生物物理計算化学者の雛

主に科学に関する諸々を書き留めています。

各種MD力場によるβヘアピン構造形成の比較動画

タンパク質MDシミュレーションで使われる代表的な力場としてAmber, GROMOS, CHARMM, OPLS 等があります。各力場パラメータにはαヘリックス・βシートといった二次構造のどれを形成しやすいかという傾向があります。

各種力場を使ったMD計算での二次構造形成を比較した動画がYoutubeにありましたので紹介します。

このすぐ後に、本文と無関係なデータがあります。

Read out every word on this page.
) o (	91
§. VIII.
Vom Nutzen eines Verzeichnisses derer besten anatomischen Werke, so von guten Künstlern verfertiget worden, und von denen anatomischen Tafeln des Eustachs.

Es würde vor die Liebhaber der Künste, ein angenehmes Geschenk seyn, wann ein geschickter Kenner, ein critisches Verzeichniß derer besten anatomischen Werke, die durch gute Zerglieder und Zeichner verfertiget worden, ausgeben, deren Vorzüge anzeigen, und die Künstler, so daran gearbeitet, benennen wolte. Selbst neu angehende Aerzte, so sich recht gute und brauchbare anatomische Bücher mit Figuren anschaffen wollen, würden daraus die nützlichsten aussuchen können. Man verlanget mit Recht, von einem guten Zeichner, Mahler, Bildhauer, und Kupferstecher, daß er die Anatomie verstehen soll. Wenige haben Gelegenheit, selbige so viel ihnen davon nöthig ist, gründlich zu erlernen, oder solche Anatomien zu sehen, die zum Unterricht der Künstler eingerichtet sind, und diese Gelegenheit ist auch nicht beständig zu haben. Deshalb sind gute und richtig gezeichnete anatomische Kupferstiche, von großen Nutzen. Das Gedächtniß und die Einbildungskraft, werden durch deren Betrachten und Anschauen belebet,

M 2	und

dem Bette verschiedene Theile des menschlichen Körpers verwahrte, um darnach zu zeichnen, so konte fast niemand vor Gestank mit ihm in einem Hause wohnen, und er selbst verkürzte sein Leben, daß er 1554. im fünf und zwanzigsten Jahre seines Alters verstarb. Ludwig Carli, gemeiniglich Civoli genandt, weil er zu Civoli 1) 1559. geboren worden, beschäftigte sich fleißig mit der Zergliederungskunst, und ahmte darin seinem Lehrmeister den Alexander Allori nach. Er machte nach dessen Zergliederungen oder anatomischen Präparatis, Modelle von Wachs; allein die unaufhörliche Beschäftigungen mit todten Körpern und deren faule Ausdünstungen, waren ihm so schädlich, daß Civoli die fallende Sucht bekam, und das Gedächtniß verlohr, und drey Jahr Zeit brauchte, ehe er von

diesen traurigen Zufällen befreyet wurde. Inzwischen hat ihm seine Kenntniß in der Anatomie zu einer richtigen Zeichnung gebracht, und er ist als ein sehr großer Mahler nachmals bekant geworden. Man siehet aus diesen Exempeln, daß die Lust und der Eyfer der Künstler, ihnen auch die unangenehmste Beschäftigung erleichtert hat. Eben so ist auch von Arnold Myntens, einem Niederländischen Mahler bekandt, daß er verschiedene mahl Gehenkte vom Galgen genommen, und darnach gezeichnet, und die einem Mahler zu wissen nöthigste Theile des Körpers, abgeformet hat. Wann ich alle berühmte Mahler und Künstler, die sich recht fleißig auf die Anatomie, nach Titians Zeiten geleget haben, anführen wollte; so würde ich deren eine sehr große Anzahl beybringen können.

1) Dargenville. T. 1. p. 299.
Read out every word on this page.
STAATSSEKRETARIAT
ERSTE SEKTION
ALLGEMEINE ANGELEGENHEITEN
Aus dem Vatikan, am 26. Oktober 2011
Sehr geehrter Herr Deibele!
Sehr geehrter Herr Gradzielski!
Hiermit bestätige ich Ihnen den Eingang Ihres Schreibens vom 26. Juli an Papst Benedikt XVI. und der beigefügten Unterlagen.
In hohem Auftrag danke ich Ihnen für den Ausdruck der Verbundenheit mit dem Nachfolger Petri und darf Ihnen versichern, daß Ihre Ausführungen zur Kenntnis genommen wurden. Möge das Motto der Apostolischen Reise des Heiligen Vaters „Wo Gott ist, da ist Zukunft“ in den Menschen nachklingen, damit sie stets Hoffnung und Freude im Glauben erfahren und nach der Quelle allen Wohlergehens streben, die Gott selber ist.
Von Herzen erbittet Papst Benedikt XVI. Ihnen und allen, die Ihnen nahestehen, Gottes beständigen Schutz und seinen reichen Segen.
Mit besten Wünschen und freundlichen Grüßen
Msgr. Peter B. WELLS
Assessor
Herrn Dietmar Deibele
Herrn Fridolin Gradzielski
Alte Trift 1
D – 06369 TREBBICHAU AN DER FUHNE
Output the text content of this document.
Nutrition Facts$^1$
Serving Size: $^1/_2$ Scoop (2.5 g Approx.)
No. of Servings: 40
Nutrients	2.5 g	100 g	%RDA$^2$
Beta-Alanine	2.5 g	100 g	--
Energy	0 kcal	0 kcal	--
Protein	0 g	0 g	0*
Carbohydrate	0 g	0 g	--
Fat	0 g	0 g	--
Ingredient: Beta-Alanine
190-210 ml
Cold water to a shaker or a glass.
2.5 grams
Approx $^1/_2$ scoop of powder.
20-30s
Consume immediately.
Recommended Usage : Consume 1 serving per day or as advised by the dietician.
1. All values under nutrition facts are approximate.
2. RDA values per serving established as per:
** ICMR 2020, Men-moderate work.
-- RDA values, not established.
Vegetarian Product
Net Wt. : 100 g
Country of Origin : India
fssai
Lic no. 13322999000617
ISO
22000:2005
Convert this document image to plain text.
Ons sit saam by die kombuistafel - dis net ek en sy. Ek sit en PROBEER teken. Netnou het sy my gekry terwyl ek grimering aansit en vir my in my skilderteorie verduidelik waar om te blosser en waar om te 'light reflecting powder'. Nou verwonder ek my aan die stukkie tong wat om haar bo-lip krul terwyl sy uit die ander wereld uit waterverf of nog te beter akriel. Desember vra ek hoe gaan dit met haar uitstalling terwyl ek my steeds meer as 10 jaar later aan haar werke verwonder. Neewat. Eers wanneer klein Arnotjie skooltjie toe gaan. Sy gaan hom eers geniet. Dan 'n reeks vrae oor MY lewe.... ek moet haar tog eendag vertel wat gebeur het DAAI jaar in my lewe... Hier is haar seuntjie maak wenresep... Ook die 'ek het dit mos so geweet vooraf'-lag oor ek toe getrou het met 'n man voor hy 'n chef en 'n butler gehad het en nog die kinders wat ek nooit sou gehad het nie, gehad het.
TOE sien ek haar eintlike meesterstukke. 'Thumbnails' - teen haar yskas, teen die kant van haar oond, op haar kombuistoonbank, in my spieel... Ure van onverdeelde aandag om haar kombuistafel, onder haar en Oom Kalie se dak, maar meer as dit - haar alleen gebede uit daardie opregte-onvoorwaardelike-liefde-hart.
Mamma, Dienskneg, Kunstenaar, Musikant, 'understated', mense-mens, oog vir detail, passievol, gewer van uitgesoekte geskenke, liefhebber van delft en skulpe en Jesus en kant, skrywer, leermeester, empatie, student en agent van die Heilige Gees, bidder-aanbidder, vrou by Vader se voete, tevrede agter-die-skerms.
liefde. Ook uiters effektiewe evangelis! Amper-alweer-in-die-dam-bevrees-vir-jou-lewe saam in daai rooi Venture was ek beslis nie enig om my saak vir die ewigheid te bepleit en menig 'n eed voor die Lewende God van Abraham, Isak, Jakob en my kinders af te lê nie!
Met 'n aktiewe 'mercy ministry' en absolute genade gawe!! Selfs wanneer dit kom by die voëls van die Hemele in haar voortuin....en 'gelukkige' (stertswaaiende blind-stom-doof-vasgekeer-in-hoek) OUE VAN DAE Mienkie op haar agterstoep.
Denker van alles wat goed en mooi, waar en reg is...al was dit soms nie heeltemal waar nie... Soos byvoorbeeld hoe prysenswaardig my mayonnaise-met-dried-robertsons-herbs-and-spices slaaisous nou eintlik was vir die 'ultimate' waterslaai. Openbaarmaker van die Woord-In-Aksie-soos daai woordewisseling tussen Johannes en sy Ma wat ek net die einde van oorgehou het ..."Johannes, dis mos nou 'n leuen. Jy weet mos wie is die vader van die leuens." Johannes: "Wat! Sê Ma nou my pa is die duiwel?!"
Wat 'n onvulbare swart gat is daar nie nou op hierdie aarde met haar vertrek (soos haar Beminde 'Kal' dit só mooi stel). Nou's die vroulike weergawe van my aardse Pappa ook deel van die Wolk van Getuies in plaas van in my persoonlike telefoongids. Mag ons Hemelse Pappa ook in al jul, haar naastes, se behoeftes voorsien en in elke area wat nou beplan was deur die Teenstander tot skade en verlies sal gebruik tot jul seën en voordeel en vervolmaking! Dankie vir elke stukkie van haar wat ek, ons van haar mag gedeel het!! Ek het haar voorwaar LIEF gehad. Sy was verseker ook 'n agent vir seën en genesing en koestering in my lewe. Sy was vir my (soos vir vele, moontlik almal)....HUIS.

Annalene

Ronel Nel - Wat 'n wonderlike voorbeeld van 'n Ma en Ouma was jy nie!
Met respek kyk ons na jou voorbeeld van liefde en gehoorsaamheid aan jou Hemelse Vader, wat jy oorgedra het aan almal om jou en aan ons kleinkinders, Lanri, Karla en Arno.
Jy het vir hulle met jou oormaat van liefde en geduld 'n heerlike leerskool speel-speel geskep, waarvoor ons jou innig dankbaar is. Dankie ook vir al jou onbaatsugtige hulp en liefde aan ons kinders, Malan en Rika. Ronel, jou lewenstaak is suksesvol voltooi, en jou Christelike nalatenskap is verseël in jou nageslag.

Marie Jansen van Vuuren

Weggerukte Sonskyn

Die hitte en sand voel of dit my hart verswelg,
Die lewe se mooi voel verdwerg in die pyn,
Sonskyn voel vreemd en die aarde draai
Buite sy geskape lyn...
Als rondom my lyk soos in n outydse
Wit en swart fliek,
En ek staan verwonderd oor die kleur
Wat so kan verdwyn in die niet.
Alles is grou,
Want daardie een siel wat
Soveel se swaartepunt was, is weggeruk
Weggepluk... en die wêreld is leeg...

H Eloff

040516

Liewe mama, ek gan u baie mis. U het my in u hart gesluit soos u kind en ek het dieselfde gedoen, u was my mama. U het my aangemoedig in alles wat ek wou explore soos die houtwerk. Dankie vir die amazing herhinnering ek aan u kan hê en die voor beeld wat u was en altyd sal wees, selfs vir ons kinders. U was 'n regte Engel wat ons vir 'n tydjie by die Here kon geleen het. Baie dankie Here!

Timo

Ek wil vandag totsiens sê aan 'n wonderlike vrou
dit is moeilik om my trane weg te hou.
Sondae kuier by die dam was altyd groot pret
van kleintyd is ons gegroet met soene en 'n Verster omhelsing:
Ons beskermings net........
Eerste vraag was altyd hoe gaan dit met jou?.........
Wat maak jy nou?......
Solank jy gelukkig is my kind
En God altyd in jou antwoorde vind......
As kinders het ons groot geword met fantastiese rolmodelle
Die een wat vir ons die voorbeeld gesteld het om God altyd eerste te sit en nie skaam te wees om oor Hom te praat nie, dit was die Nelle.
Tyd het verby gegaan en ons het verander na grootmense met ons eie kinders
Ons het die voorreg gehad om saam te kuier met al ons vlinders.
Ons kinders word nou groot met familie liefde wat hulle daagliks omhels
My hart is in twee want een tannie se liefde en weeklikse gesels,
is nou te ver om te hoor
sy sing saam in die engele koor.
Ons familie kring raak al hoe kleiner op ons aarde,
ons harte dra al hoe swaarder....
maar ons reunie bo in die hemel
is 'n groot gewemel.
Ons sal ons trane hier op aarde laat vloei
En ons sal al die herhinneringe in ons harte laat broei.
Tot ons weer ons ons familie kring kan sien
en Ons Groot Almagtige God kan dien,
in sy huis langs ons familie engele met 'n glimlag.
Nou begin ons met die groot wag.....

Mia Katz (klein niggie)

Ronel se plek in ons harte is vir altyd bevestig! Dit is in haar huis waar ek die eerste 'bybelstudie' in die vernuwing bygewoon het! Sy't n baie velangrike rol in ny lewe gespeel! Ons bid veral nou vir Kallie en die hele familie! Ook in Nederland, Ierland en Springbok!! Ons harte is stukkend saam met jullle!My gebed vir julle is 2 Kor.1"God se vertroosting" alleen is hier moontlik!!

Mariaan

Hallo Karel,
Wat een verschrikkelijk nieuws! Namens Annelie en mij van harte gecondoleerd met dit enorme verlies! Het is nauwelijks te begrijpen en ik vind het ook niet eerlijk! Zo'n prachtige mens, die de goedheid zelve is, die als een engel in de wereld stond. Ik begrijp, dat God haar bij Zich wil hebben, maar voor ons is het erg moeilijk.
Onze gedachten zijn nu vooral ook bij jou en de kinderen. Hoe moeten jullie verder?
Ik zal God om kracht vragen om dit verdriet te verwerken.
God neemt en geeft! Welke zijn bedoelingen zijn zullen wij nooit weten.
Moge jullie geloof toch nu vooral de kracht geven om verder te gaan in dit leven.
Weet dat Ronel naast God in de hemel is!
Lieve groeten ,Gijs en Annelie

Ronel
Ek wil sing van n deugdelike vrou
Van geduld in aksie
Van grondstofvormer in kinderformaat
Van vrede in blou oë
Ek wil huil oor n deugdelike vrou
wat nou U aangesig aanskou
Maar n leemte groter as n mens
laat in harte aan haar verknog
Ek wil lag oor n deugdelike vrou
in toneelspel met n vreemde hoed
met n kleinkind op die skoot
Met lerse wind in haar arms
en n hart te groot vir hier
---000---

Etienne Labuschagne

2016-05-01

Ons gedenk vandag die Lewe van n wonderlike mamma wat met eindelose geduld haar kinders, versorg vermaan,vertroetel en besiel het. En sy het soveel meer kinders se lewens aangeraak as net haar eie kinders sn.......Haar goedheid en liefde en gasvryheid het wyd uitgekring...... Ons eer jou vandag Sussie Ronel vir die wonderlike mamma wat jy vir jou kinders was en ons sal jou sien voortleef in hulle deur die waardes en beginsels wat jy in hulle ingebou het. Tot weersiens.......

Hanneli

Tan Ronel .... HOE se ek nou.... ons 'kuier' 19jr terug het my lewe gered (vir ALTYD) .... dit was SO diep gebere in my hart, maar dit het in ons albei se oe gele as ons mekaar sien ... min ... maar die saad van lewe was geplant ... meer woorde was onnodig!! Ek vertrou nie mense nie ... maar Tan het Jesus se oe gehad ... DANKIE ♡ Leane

Force field comparison: Amber, GROMOS, CHARMM, OPLS:

Comparison of secondary structure formation using different force fields in microsecond molecular dynamics simulations. All simulations were started from the same initial conditions.

We tested the following force fields: Amber ff99SB-ILDN, Amber ff99SB*-ILDN, Amber ff99SB, Amber ff99SB*, Amber ff03, Amber ff03*, GROMOS96 43a1p, GROMOS96 53a6, CHARMM27 and OPLS-AA/L

論文http://pubs.acs.org/doi/abs/10.1021/ct300323g?mi=utrny9&af=R&pageSize=20&searchText=responsive

計算対象は16残基のβヘアピン構造にフォールドするペプチドです。
テストした力場のうちCHARMM27とOPLS-AA/Lはβヘアピン構造形成がうまくいかなかったようです。

以前の水モデルの力場でも記述しましたが、どの力場パラメータを適用するかによって、得られるシミュレーション結果は変わってきます。
特にタンパク質のフォールド構造探索のように、大きな構造変形を取り扱う場合には力場の選択は重要になってきます。